Quote from @Greg Scott:
Quote from @Schuyler G.:
Hi All,
Just incase you don't make it past this sentence, my first question is.. DOES THIS EXIST?
Summary: I’m currently working on a project to analyze rental market trends and help real estate investors, landlords, and property managers identify high-performing areas. My goal is to build a data-driven tool that provides actionable insights into which neighborhoods and property types are in the highest demand, based on metrics like:
- Time on market: How quickly rentals are being leased.
- Property characteristics: Bedrooms, bathrooms, size, and amenities.
- Pricing trends: Rental rates relative to market demand and property features.
- Visual quality: Leveraging property photos to analyze the style and condition of rentals that perform well.
The tool will allow users to:
- Pinpoint areas with the fastest rental turnovers.
- Understand what types of properties (size, price range, features) rent the quickest.
- Gain deeper insights into property presentation and amenities that correlate with high demand.
Thank you in advance for your feedback. I’m excited about the potential of this project and hope it can bring value to the real estate investment community.
Looking forward to hearing from you!
Not to be a downer, but I'm not clear how I would utilize this metric to manage my properties. Knowing how fast or slow things are turning would not cause me to change how I manage my business.
I'm more concerned about current market rents All else equal, I know that by lowering my rents $50 or $100, I can lease up my units almost instantly. In other words, I can control how quickly I lease up based on how I price my units vs the competition. What I don't control is the market price.

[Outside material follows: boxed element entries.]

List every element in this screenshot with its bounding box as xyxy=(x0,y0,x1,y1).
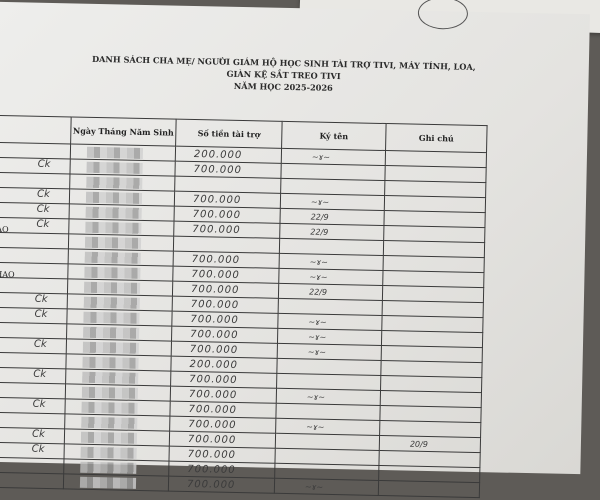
redacted-birthdate xyxy=(81,416,138,429)
transfer-mark: Ck xyxy=(33,338,47,350)
redacted-birthdate xyxy=(84,281,141,294)
redacted-birthdate xyxy=(85,221,142,234)
name-cell xyxy=(0,472,64,489)
stamp-mark xyxy=(417,0,469,30)
redacted-birthdate xyxy=(80,446,137,459)
redacted-birthdate xyxy=(80,461,137,474)
redacted-birthdate xyxy=(83,326,140,339)
redacted-birthdate xyxy=(84,266,141,279)
col-signature: Ký tên xyxy=(281,121,387,151)
signature-scribble: ∼ɤ∼ xyxy=(307,346,327,357)
redacted-birthdate xyxy=(81,386,139,399)
transfer-mark: Ck xyxy=(34,293,48,305)
note-cell xyxy=(378,480,480,498)
signature-date: 22/9 xyxy=(310,211,329,222)
name-cell: Ck xyxy=(0,397,66,414)
transfer-mark: Ck xyxy=(33,368,47,380)
name-cell: AO Ck xyxy=(0,217,70,234)
transfer-mark: Ck xyxy=(36,188,50,201)
signature-scribble: ∼ɤ∼ xyxy=(308,316,327,327)
redacted-birthdate xyxy=(81,401,138,414)
transfer-mark: Ck xyxy=(31,428,45,440)
name-cell xyxy=(0,277,68,294)
name-cell xyxy=(0,142,71,159)
redacted-birthdate xyxy=(85,191,143,204)
col-notes: Ghi chú xyxy=(385,123,488,153)
name-cell: Ck xyxy=(0,202,70,219)
birthdate-cell xyxy=(63,473,169,492)
transfer-mark: Ck xyxy=(34,308,48,320)
transfer-mark: Ck xyxy=(32,398,46,410)
amount-cell: 700.000 xyxy=(168,476,275,494)
transfer-mark: Ck xyxy=(36,203,50,216)
redacted-birthdate xyxy=(79,476,137,489)
name-cell: Ck xyxy=(0,157,71,174)
name-cell xyxy=(0,247,69,264)
name-cell: Ck xyxy=(0,442,65,459)
redacted-birthdate xyxy=(82,341,139,354)
name-cell: Ck xyxy=(0,187,70,204)
name-cell xyxy=(0,322,67,339)
signature-cell: ∼ɤ∼ xyxy=(274,478,379,496)
col-name xyxy=(0,115,72,144)
redacted-birthdate xyxy=(84,251,141,264)
name-cell: Ck xyxy=(0,367,66,384)
signature-scribble: ∼ɤ∼ xyxy=(309,256,328,267)
redacted-birthdate xyxy=(85,206,142,219)
name-cell: Ck xyxy=(0,427,65,444)
name-cell: Ck xyxy=(0,337,67,354)
name-cell: Ck xyxy=(0,307,68,324)
signature-scribble: ∼ɤ∼ xyxy=(309,271,328,282)
redacted-birthdate xyxy=(86,146,144,159)
redacted-birthdate xyxy=(86,161,143,174)
signature-scribble: ∼ɤ∼ xyxy=(310,196,330,207)
signature-scribble: ∼ɤ∼ xyxy=(311,151,331,162)
col-amount: Số tiền tài trợ xyxy=(175,119,283,149)
transfer-mark: Ck xyxy=(31,443,45,455)
col-birthdate: Ngày Tháng Năm Sinh xyxy=(70,116,177,147)
name-cell xyxy=(0,412,65,429)
name-cell xyxy=(0,382,66,399)
name-cell xyxy=(0,352,67,369)
name-cell: Ck xyxy=(0,292,68,309)
redacted-birthdate xyxy=(83,311,140,324)
transfer-mark: Ck xyxy=(37,158,51,171)
sponsor-table: Ngày Tháng Năm Sinh Số tiền tài trợ Ký t… xyxy=(0,115,488,498)
redacted-birthdate xyxy=(83,296,140,309)
transfer-mark: Ck xyxy=(36,218,50,231)
redacted-birthdate xyxy=(82,371,139,384)
signature-scribble: ∼ɤ∼ xyxy=(308,331,327,342)
redacted-birthdate xyxy=(82,356,139,369)
name-cell xyxy=(0,457,65,474)
name-cell xyxy=(0,172,70,189)
signature-date: 22/9 xyxy=(310,226,329,237)
name-cell xyxy=(0,232,69,249)
signature-date: 22/9 xyxy=(308,286,328,297)
signature-scribble: ∼ɤ∼ xyxy=(306,391,326,402)
redacted-birthdate xyxy=(80,431,138,444)
redacted-birthdate xyxy=(84,236,142,249)
signature-scribble: ∼ɤ∼ xyxy=(304,481,324,492)
document-page: DANH SÁCH CHA MẸ/ NGƯỜI GIÁM HỘ HỌC SINH… xyxy=(0,0,590,498)
name-cell: HAO xyxy=(0,262,69,279)
document-title: DANH SÁCH CHA MẸ/ NGƯỜI GIÁM HỘ HỌC SINH… xyxy=(48,52,519,98)
redacted-birthdate xyxy=(86,176,143,189)
signature-scribble: ∼ɤ∼ xyxy=(306,421,325,432)
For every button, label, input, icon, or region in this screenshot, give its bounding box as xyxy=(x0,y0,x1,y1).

The specific business situation where this may be useful is on absorption of a new apartment complex units, but then they have a metric for that, absorption.
Thanks for sharing your thoughts Greg. I completely understand your point about pricing adjustments driving faster leases, but my experience has shown that other factors play a significant role in a rental's performance over time.

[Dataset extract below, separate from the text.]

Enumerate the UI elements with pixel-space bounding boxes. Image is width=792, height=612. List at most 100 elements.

For example, I own three rentals with very different dynamics:
1. One of my rentals always rents quickly, consistently performing well in terms of tenant demand.
2. Another rental is in a great area but has struggled recently due to increased competition from newly built apartment complexes. The rent dropped from $2,750 last year to $2,450 this year, and it took two months to lease. There were a couple of variables at play like time of year and agent showing the property..
3. The third property is more niche—a premium rental with a large RV garage. This one requires a very specific tenant who values that feature.
This variation got me thinking: How can I identify more properties like my first one? Rentals that are market-rate but lease quickly often reflect strong and steady demand. By analyzing metrics like average days on market over several years, I believe it’s possible to pinpoint investment opportunities in areas where specific property types (e.g., 2bd/2ba single-family homes) consistently perform well.
Building on this, you can also analyze current rental rates relative to nearby "for sale" comps to estimate ROI. The idea is to find a pocket or neighborhood that offers the right combination of estimated ROI and rental demand, giving a balance of cash flow and tenant demand.
In my view, this approach provides a more reliable signal of demand than relying solely on pricing adjustments or short-term market trends. It’s about uncovering high-demand niches that hold up even during fluctuations in the broader market.
What I’m describing aligns partly with absorption, but I’m looking for a tool that allows me to drill down into the components of that absorption rate—filtering by factors such as the number of bedrooms, bathrooms, home type, amenities, and more.
Do you see merit in this approach? Are there additional factors you think are worth considering? What tools are you using to evaluate markets?
Thanks for your reply and merry Christmas!